It's working example and I am looking ways to improve it further and provide performance boost at code level and if not looking for other scalability option.
Things that I applied:
- Nodejs stream -> Improved read and parse operation for big csv file with back pressure.
- Used await loop for batching -> for handling back-pressue and removed the nodejs memory heap error
- Passing task in Promise.all for async operation
- Database pooling -> Improved performace however need to be cautious with max pool size
- Child process to split file and then apply above operations -> could not achieved any performance boost yet.
- Better Error handling for each async operation to get which process works and which throws error.
I need to process the data in csv file which can be as big as 1 million rows.

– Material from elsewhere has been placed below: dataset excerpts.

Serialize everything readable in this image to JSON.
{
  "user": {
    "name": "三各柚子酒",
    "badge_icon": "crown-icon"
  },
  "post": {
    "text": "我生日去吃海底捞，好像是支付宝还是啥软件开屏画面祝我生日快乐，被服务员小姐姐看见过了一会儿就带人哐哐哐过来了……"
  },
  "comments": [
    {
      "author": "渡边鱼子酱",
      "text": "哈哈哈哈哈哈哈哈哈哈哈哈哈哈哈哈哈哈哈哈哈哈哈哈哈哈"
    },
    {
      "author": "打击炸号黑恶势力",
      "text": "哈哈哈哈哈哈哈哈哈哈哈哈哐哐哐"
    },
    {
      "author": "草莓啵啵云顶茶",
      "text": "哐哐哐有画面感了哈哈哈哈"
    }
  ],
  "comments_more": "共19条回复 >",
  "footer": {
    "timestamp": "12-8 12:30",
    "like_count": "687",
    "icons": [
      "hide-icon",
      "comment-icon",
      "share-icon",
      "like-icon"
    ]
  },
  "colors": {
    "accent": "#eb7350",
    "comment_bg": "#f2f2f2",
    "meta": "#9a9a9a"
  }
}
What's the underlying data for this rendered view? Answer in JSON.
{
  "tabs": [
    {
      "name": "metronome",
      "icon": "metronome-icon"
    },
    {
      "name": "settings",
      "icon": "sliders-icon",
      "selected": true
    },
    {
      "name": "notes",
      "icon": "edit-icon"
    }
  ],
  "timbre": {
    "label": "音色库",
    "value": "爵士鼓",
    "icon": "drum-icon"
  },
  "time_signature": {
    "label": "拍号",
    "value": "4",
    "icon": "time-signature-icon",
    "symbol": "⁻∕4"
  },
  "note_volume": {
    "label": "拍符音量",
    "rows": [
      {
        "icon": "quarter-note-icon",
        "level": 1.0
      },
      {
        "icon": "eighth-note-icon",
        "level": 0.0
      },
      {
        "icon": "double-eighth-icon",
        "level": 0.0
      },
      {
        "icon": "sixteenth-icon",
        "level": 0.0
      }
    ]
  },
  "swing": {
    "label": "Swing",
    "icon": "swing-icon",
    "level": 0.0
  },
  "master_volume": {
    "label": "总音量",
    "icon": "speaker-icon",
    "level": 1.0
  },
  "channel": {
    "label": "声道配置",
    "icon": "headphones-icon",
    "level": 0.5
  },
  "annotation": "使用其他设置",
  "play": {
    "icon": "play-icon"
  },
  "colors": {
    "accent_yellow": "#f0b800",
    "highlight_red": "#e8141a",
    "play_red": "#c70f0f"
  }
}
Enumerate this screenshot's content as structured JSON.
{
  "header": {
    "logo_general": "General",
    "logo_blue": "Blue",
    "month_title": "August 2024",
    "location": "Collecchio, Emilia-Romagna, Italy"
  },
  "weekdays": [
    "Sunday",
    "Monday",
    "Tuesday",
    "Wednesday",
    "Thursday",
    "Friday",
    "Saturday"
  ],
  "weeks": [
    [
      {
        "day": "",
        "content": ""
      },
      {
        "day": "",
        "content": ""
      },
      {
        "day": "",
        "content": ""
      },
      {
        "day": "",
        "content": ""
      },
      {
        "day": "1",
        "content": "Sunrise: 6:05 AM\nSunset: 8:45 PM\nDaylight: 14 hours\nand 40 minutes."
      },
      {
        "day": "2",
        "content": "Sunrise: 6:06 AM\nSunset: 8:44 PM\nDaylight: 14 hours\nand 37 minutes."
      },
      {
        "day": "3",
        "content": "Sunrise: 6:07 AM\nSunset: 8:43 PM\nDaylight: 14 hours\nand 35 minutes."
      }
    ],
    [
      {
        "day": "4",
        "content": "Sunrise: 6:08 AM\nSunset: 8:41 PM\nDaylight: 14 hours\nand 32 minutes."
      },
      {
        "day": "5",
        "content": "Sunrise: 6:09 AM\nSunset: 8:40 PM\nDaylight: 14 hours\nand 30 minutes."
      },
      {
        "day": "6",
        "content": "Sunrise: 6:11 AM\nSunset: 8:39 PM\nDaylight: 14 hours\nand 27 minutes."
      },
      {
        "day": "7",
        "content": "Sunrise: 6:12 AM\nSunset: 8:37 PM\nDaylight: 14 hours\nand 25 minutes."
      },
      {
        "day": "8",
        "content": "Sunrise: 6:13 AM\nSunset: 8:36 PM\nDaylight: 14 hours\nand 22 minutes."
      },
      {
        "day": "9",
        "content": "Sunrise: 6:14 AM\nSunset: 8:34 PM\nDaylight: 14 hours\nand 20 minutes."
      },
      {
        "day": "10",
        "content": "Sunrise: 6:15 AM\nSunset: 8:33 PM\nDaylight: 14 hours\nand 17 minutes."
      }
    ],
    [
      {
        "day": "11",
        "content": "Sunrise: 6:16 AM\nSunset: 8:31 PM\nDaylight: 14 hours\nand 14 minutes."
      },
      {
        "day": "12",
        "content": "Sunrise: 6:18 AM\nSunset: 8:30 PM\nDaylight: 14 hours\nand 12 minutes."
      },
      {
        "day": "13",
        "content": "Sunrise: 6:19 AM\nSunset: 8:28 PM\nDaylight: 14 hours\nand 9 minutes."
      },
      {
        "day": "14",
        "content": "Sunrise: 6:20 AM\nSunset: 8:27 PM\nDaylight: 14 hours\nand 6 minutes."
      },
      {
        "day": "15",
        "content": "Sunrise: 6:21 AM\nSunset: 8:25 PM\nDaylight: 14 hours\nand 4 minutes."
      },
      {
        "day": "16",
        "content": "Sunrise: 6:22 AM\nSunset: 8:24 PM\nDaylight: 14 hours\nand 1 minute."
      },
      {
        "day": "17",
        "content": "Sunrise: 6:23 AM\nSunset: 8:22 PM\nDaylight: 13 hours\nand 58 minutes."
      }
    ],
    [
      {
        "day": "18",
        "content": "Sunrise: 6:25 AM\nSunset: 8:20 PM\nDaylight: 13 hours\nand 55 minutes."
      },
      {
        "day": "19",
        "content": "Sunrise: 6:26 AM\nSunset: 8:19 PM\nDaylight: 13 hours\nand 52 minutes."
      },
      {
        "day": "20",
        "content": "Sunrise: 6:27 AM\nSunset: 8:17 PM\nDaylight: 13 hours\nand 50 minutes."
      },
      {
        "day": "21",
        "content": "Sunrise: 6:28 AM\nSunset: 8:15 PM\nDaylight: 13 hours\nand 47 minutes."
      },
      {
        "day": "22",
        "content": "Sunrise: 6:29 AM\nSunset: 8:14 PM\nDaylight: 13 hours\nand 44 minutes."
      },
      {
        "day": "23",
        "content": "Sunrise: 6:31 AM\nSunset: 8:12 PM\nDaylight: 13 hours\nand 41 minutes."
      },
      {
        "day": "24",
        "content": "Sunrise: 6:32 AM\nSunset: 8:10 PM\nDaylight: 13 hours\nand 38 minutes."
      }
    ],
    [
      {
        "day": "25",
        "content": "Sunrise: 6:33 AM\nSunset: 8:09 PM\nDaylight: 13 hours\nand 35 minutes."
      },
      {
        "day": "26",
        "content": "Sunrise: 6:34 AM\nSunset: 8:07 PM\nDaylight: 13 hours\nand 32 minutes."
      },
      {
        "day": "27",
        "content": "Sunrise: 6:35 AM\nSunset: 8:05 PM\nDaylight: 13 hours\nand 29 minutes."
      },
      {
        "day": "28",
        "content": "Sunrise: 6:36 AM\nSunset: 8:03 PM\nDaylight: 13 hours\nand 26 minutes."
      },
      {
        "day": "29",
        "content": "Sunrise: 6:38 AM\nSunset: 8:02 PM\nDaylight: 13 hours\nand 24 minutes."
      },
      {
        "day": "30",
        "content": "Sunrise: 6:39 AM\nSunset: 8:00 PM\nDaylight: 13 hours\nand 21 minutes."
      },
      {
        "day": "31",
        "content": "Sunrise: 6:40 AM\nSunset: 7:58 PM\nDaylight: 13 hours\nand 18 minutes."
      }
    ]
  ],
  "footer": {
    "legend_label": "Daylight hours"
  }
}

After processing each row, have to check the values from database for some validation and then insert the processed data to different tables.
I started with simple node stream and async library however the speed was way to low, 2k rows in 3-5 minutes and sometime it throws nodejs memory error
After some iteration and research have improved the speed to 5k rows in 20-25 seconds and avoided the memory full error.
Bottleneck is even if I change the batch size the time does not change, have added pooling for database.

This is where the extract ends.